The Mann Foundation gift will fuel a strategic plan for the school that focuses in part on curricular changes that will “ensure the school’s long-standing place at the vanguard of progress in pharmacy and pharmacological sciences,” Papadopoulos said.

“We will continue to transform how students are educated, in all of our degree programs, so they remain prepared to continue pushing forward the frontiers of pharmacy and health care to benefit individuals and communities everywhere,” he added.

Later this year, the school will open a new community pharmacy — its fifth — in South Los Angeles, reaffirming its commitment to alleviating health disparities created by “pharmacy deserts.” This pharmacy will offer chronic disease management as well as health and wellness education.

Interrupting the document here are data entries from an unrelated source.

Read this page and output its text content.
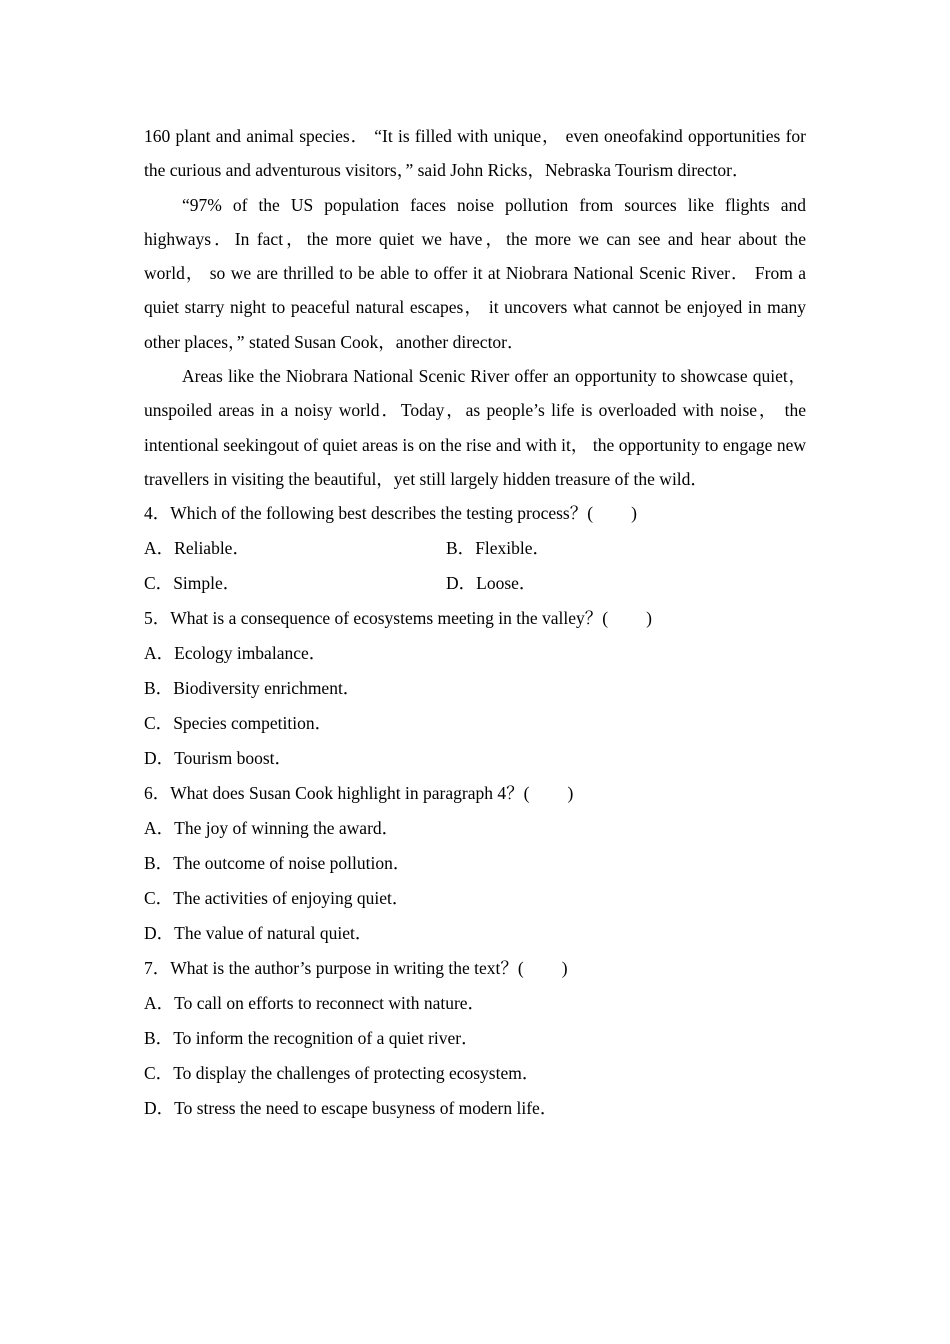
160 plant and animal species． “It is filled with unique， even oneofakind opportunities for the curious and adventurous visitors，” said John Ricks，Nebraska Tourism director．

“97% of the US population faces noise pollution from sources like flights and highways．In fact，the more quiet we have，the more we can see and hear about the world， so we are thrilled to be able to offer it at Niobrara National Scenic River． From a quiet starry night to peaceful natural escapes， it uncovers what cannot be enjoyed in many other places，” stated Susan Cook，another director．

Areas like the Niobrara National Scenic River offer an opportunity to showcase quiet，unspoiled areas in a noisy world．Today，as people’s life is overloaded with noise， the intentional seekingout of quiet areas is on the rise and with it， the opportunity to engage new travellers in visiting the beautiful，yet still largely hidden treasure of the wild．

4．Which of the following best describes the testing process？( )
A．Reliable．	B．Flexible．
C．Simple．	D．Loose．
5．What is a consequence of ecosystems meeting in the valley？( )
A．Ecology imbalance．
B．Biodiversity enrichment．
C．Species competition．
D．Tourism boost．
6．What does Susan Cook highlight in paragraph 4？( )
A．The joy of winning the award．
B．The outcome of noise pollution．
C．The activities of enjoying quiet．
D．The value of natural quiet．
7．What is the author’s purpose in writing the text？( )
A．To call on efforts to reconnect with nature．
B．To inform the recognition of a quiet river．
C．To display the challenges of protecting ecosystem．
D．To stress the need to escape busyness of modern life．
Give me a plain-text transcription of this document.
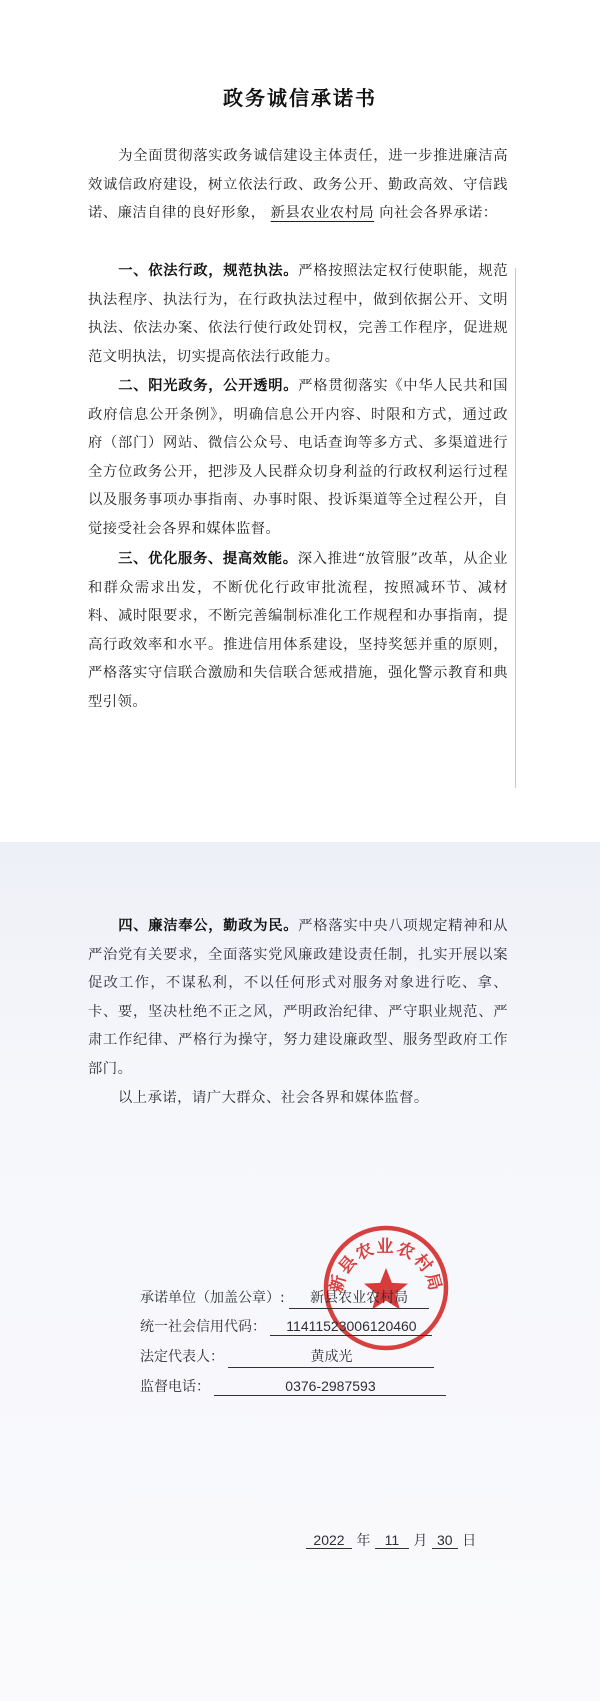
政务诚信承诺书

为全面贯彻落实政务诚信建设主体责任，进一步推进廉洁高效诚信政府建设，树立依法行政、政务公开、勤政高效、守信践诺、廉洁自律的良好形象， 新县农业农村局 向社会各界承诺：

一、依法行政，规范执法。严格按照法定权行使职能，规范执法程序、执法行为，在行政执法过程中，做到依据公开、文明执法、依法办案、依法行使行政处罚权，完善工作程序，促进规范文明执法，切实提高依法行政能力。

二、阳光政务，公开透明。严格贯彻落实《中华人民共和国政府信息公开条例》，明确信息公开内容、时限和方式，通过政府（部门）网站、微信公众号、电话查询等多方式、多渠道进行全方位政务公开，把涉及人民群众切身利益的行政权利运行过程以及服务事项办事指南、办事时限、投诉渠道等全过程公开，自觉接受社会各界和媒体监督。

三、优化服务、提高效能。深入推进“放管服”改革，从企业和群众需求出发，不断优化行政审批流程，按照减环节、减材料、减时限要求，不断完善编制标准化工作规程和办事指南，提高行政效率和水平。推进信用体系建设，坚持奖惩并重的原则，严格落实守信联合激励和失信联合惩戒措施，强化警示教育和典型引领。

四、廉洁奉公，勤政为民。严格落实中央八项规定精神和从严治党有关要求，全面落实党风廉政建设责任制，扎实开展以案促改工作，不谋私利，不以任何形式对服务对象进行吃、拿、卡、要，坚决杜绝不正之风，严明政治纪律、严守职业规范、严肃工作纪律、严格行为操守，努力建设廉政型、服务型政府工作部门。

以上承诺，请广大群众、社会各界和媒体监督。

新县农业农村局
承诺单位（加盖公章）: 新县农业农村局
统一社会信用代码： 11411523006120460
法定代表人：	黄成光
监督电话：	0376-2987593
2022 年 11 月 30 日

USC Mann also stands out among peer institutions because its new name was broadened to encompass opportunities for its graduates in the entire spectrum of pharmaceutical discovery and health application, from basic discovery to experimental therapeutics and all the way to clinical trials and implementation and analysis of impact. Students can emerge as innovative entrepreneurs conducting drug research in the pharmaceutical and biomedical fields to develop and test new drug therapies. Some may even launch their own startups, joining a growing and influential biotech sector that now spans the Southern California coastline from L.A. to San Diego.

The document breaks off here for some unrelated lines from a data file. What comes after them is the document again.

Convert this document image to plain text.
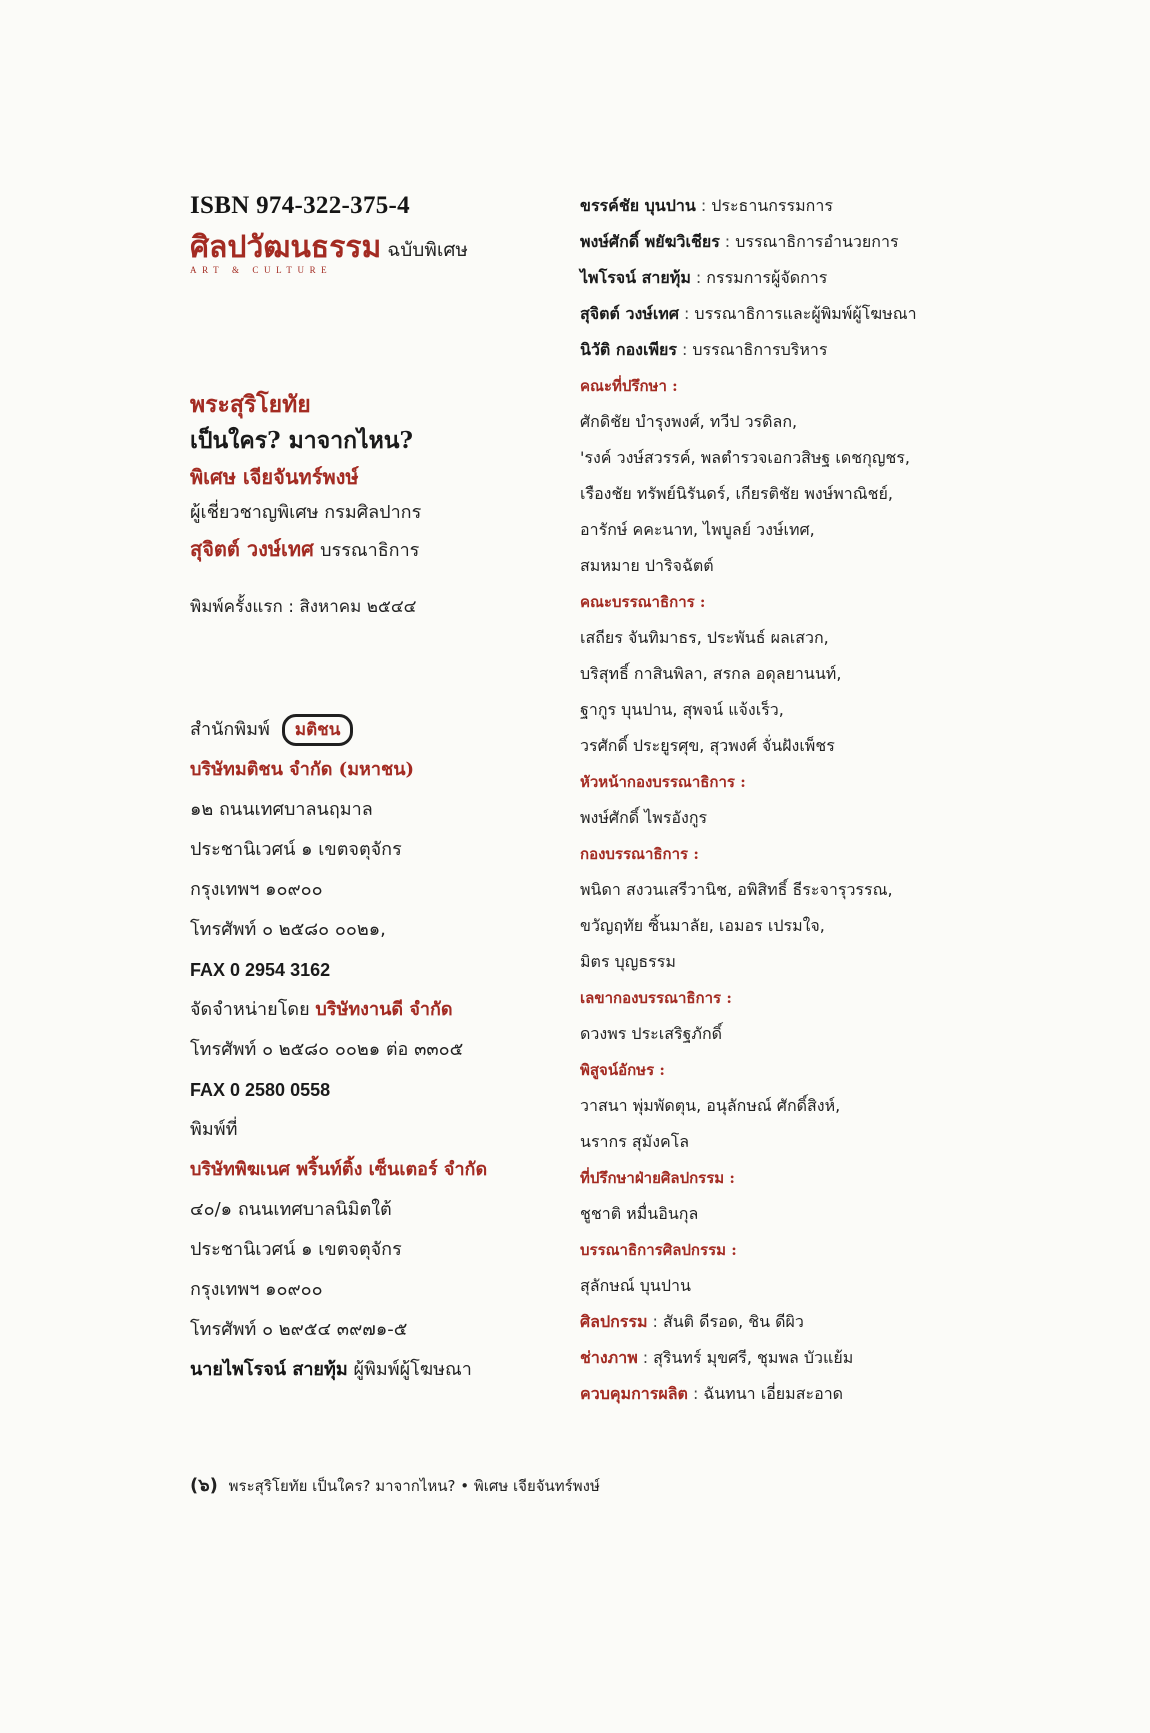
ISBN 974-322-375-4
ศิลปวัฒนธรรม ฉบับพิเศษ
ART & CULTURE
พระสุริโยทัย
เป็นใคร? มาจากไหน?
พิเศษ เจียจันทร์พงษ์
ผู้เชี่ยวชาญพิเศษ กรมศิลปากร
สุจิตต์ วงษ์เทศ บรรณาธิการ
พิมพ์ครั้งแรก : สิงหาคม ๒๕๔๔
สำนักพิมพ์	มติชน
บริษัทมติชน จำกัด (มหาชน)
๑๒ ถนนเทศบาลนฤมาล
ประชานิเวศน์ ๑ เขตจตุจักร
กรุงเทพฯ ๑๐๙๐๐
โทรศัพท์ ๐ ๒๕๘๐ ๐๐๒๑,
FAX 0 2954 3162
จัดจำหน่ายโดย บริษัทงานดี จำกัด
โทรศัพท์ ๐ ๒๕๘๐ ๐๐๒๑ ต่อ ๓๓๐๕
FAX 0 2580 0558
พิมพ์ที่
บริษัทพิฆเนศ พริ้นท์ติ้ง เซ็นเตอร์ จำกัด
๔๐/๑ ถนนเทศบาลนิมิตใต้
ประชานิเวศน์ ๑ เขตจตุจักร
กรุงเทพฯ ๑๐๙๐๐
โทรศัพท์ ๐ ๒๙๕๔ ๓๙๗๑-๕
นายไพโรจน์ สายทุ้ม ผู้พิมพ์ผู้โฆษณา
ขรรค์ชัย บุนปาน : ประธานกรรมการ
พงษ์ศักดิ์ พยัฆวิเชียร : บรรณาธิการอำนวยการ
ไพโรจน์ สายทุ้ม : กรรมการผู้จัดการ
สุจิตต์ วงษ์เทศ : บรรณาธิการและผู้พิมพ์ผู้โฆษณา
นิวัติ กองเพียร : บรรณาธิการบริหาร
คณะที่ปรึกษา :
ศักดิชัย บำรุงพงศ์, ทวีป วรดิลก,
'รงค์ วงษ์สวรรค์, พลตำรวจเอกวสิษฐ เดชกุญชร,
เรืองชัย ทรัพย์นิรันดร์, เกียรติชัย พงษ์พาณิชย์,
อารักษ์ คคะนาท, ไพบูลย์ วงษ์เทศ,
สมหมาย ปาริจฉัตต์
คณะบรรณาธิการ :
เสถียร จันทิมาธร, ประพันธ์ ผลเสวก,
บริสุทธิ์ กาสินพิลา, สรกล อดุลยานนท์,
ฐากูร บุนปาน, สุพจน์ แจ้งเร็ว,
วรศักดิ์ ประยูรศุข, สุวพงศ์ จั่นฝังเพ็ชร
หัวหน้ากองบรรณาธิการ :
พงษ์ศักดิ์ ไพรอังกูร
กองบรรณาธิการ :
พนิดา สงวนเสรีวานิช, อพิสิทธิ์ ธีระจารุวรรณ,
ขวัญฤทัย ซิ้นมาลัย, เอมอร เปรมใจ,
มิตร บุญธรรม
เลขากองบรรณาธิการ :
ดวงพร ประเสริฐภักดิ์
พิสูจน์อักษร :
วาสนา พุ่มพัดตุน, อนุลักษณ์ ศักดิ์สิงห์,
นรากร สุมังคโล
ที่ปรึกษาฝ่ายศิลปกรรม :
ชูชาติ หมื่นอินกุล
บรรณาธิการศิลปกรรม :
สุลักษณ์ บุนปาน
ศิลปกรรม : สันติ ดีรอด, ชิน ดีผิว
ช่างภาพ : สุรินทร์ มุขศรี, ชุมพล บัวแย้ม
ควบคุมการผลิต : ฉันทนา เอี่ยมสะอาด
(๖) พระสุริโยทัย เป็นใคร? มาจากไหน? • พิเศษ เจียจันทร์พงษ์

USC Mann School trains leaders in research, industry and regulation

With more than 20 degree programs, the school also primes its graduates for leadership roles in research, industry and federal regulation. One of Wednesday’s speakers was Renita Moradian, the first student to receive the USC Mann School’s new bachelor’s of science degree in pharmacology and drug development.

The Mann name will continue to flourish through the discoveries generated in the school’s labs and from the future pharmacy leaders we train.

Vassilios Papadopoulos, USC Mann dean

“In 2018, when I first received my bachelor’s degree, I remember feeling very lucky. USC had given me countless opportunities that exceeded every expectation I had as a first-generation immigrant and as a first-generation college student,” said Moradian, who is completing her PharmD. “What I didn’t know at the time is the extent to which I would continue to change and grow while pursuing my doctorate degree here.”

In the early days of USC Mann, the majority of students trained to be community pharmacists, and that is still the case at many pharmacy schools. But today — and for many years now — the school has trained pharmacists, pharmaceutical scientists, medicinal chemists, pharmacologists, drug developers, clinical trialists, economists specializing in drug policy and costs, and regulatory scientists for all potential jobs, not for a specific one, Papadopoulos said.

“As health care needs change, we will have the agility, coupled with the know-how and determination, to pursue innovations that anticipate and are ahead of the curve in meeting those changes,” said Papadopoulos. “The Mann name will continue to flourish through the discoveries generated in the school’s labs and from the future pharmacy leaders we train.”